Teknoloji, insanı her an ulaşılabilir hâle getirdi. Mesajlar, e-postalar, bildirimler… Günün her saati bir şeyler talep ediyor. Ama bu durum, insan doğasına aykırıdır. İnsan her an cevap vermek, her şeye yetişmek üzere yaratılmadı. Sürekli hazır olma hâli, zamanla insanı yorar ve içten içe tüketir.
Sürekli bildirim almak, zihni parçalara böler. Dikkat dağılır, düşünceler yarım kalır, derinlik kaybolur. İnsan hiçbir işe tam olarak odaklanamaz. Bir şey bitmeden diğeri başlar; zihin, tamamlanmamışlık hissiyle dolup taşar. Bu da yorgunluğu artırır, verimi düşürür.
İnsan düşünmek için sessizliğe ihtiyaç duyar. Sessizlik, zihnin kendini toparladığı alandır. Ama modern dünyada sessizlik neredeyse lüks sayılıyor. Boşluklar hemen dolduruluyor, beklemek tahammül edilemez hâle geliyor. Oysa insan, durabildiği kadar insandır.

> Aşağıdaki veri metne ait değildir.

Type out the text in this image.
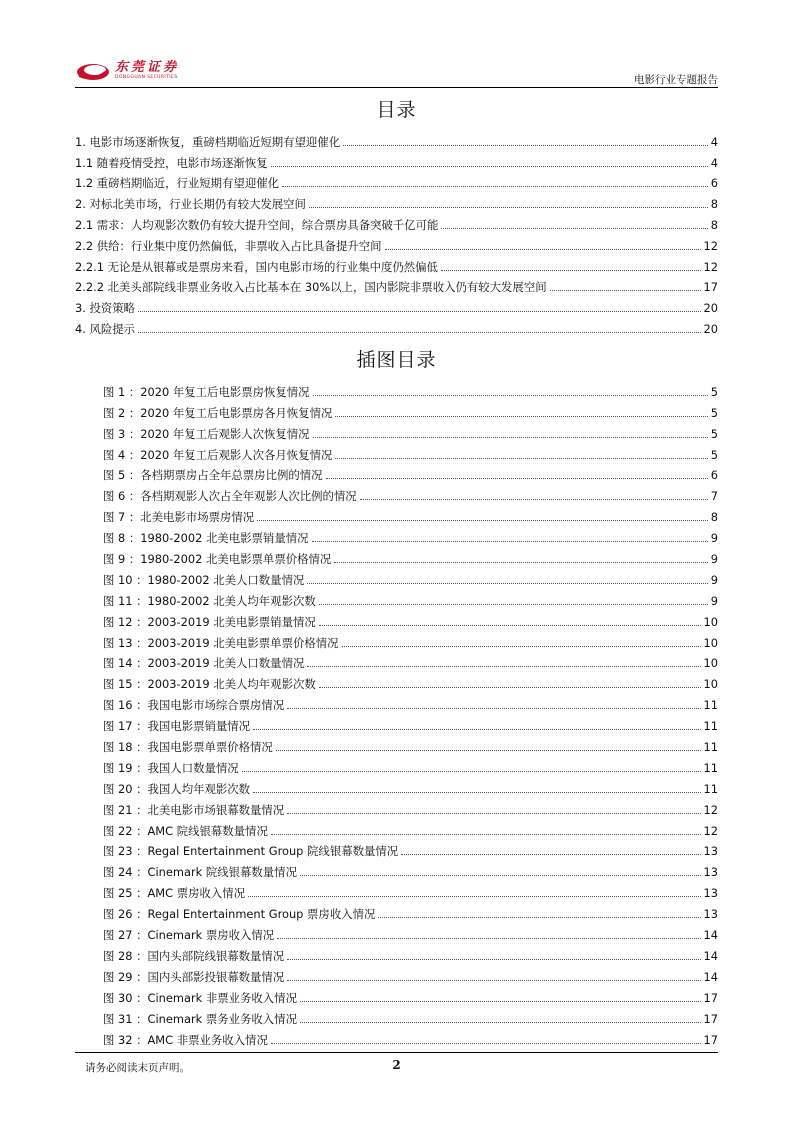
东莞证券
DONGGUAN SECURITIES	电影行业专题报告
目录
1. 电影市场逐渐恢复，重磅档期临近短期有望迎催化	4
1.1 随着疫情受控，电影市场逐渐恢复	4
1.2 重磅档期临近，行业短期有望迎催化	6
2. 对标北美市场，行业长期仍有较大发展空间	8
2.1 需求：人均观影次数仍有较大提升空间，综合票房具备突破千亿可能	8
2.2 供给：行业集中度仍然偏低，非票收入占比具备提升空间	12
2.2.1 无论是从银幕或是票房来看，国内电影市场的行业集中度仍然偏低	12
2.2.2 北美头部院线非票业务收入占比基本在 30%以上，国内影院非票收入仍有较大发展空间	17
3. 投资策略	20
4. 风险提示	20
插图目录
图 1 ：2020 年复工后电影票房恢复情况	5
图 2 ：2020 年复工后电影票房各月恢复情况	5
图 3 ：2020 年复工后观影人次恢复情况	5
图 4 ：2020 年复工后观影人次各月恢复情况	5
图 5 ：各档期票房占全年总票房比例的情况	6
图 6 ：各档期观影人次占全年观影人次比例的情况	7
图 7 ：北美电影市场票房情况	8
图 8 ：1980-2002 北美电影票销量情况	9
图 9 ：1980-2002 北美电影票单票价格情况	9
图 10 ：1980-2002 北美人口数量情况	9
图 11 ：1980-2002 北美人均年观影次数	9
图 12 ：2003-2019 北美电影票销量情况	10
图 13 ：2003-2019 北美电影票单票价格情况	10
图 14 ：2003-2019 北美人口数量情况	10
图 15 ：2003-2019 北美人均年观影次数	10
图 16 ：我国电影市场综合票房情况	11
图 17 ：我国电影票销量情况	11
图 18 ：我国电影票单票价格情况	11
图 19 ：我国人口数量情况	11
图 20 ：我国人均年观影次数	11
图 21 ：北美电影市场银幕数量情况	12
图 22 ：AMC 院线银幕数量情况	12
图 23 ：Regal Entertainment Group 院线银幕数量情况	13
图 24 ：Cinemark 院线银幕数量情况	13
图 25 ：AMC 票房收入情况	13
图 26 ：Regal Entertainment Group 票房收入情况	13
图 27 ：Cinemark 票房收入情况	14
图 28 ：国内头部院线银幕数量情况	14
图 29 ：国内头部影投银幕数量情况	14
图 30 ：Cinemark 非票业务收入情况	17
图 31 ：Cinemark 票务业务收入情况	17
图 32 ：AMC 非票业务收入情况	17
请务必阅读末页声明。	2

Teknoloji hayatı hızlandırdı ama insanı yordu. Zaman kazandırdı gibi görünürken, zihinden çaldı. Her şey daha çabuk ama daha yüzeysel oldu. Anlam, hızın gerisinde kaldı.
Bu yüzden mesele ulaşılabilir olmak değil; dengede olmaktır. Ne zaman cevap vereceğini, ne zaman susacağını, ne zaman duracağını bilmek… Gerçek özgürlük, teknolojiyi yönetebilmekte saklıdır. Çünkü insan, her an açık olmak zorunda kaldığında kendine kapalı hâle gelir.